I updated my firewall from 34 to 35 and my firewall was not working anymore. There is a not good documented change with the release of firewalld 1.0 that hit me.
The fix is simple if you found it.
firewall-cmd --permanent --new-policy policy_int_to_ext
firewall-cmd --permanent --policy policy_int_to_ext --add-ingress-zone public
firewall-cmd --permanent --policy policy_int_to_ext --add-egress-zone external
firewall-cmd --permanent --policy policy_int_to_ext --set-priority 100
firewall-cmd --permanent --policy policy_int_to_ext --set-target ACCEPT
firewall-cmd --permanent --zone=external --add-masquerade
systemctl restart firewalld
firewall-cmd --info-policy policy_int_to_ext
I had the same problem, and fixed it like this. Do you have any comments about the differences?
# firewall-cmd –permanent –set-target=ACCEPT –zone=internal
# firewall-cmd –reload
Thanks for the tip!
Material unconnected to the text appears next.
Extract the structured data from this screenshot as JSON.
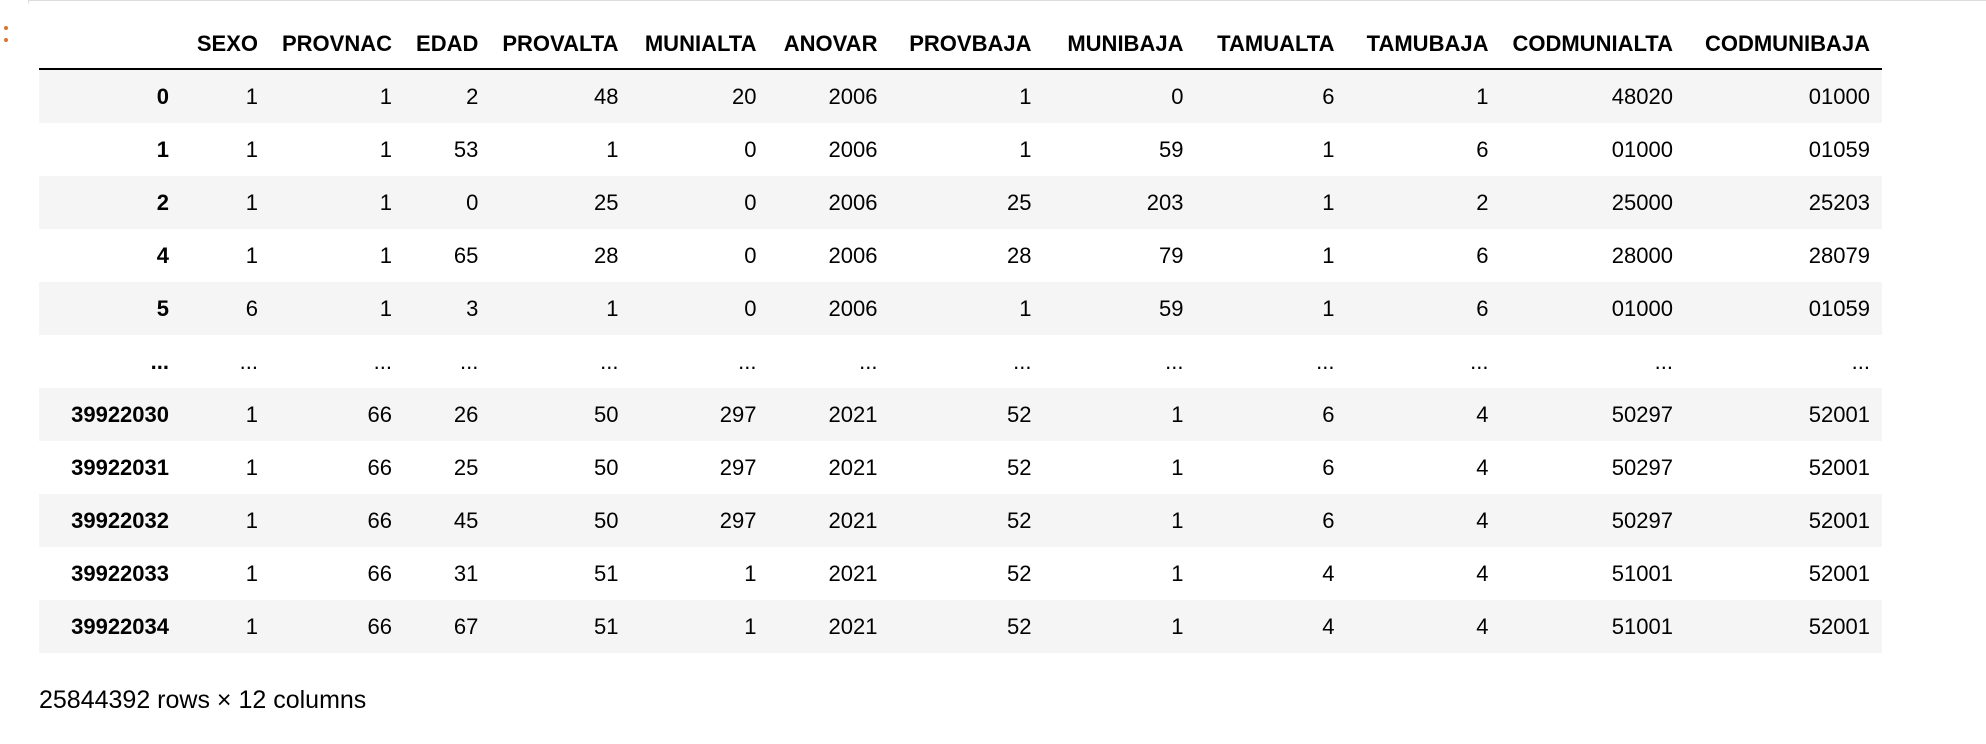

This is buried in the notes for “The upcoming v1.0.0” on firewalld.org, but I think it really ought to be listed in the “Common F35 bugs” wiki page on fedoraproject.org.
The answer to John’s question is on that same page. If the zone target is “default” then it now acts like “REJECT” (except for ICMP packets), whereas previously “default” also permitted packet forwarding. Now to enable forwarding you have to explicitly allow it in a policy. Changing the zone target to “ACCEPT” will also work, but it will do so by essentially removing the firewall altogether from that zone.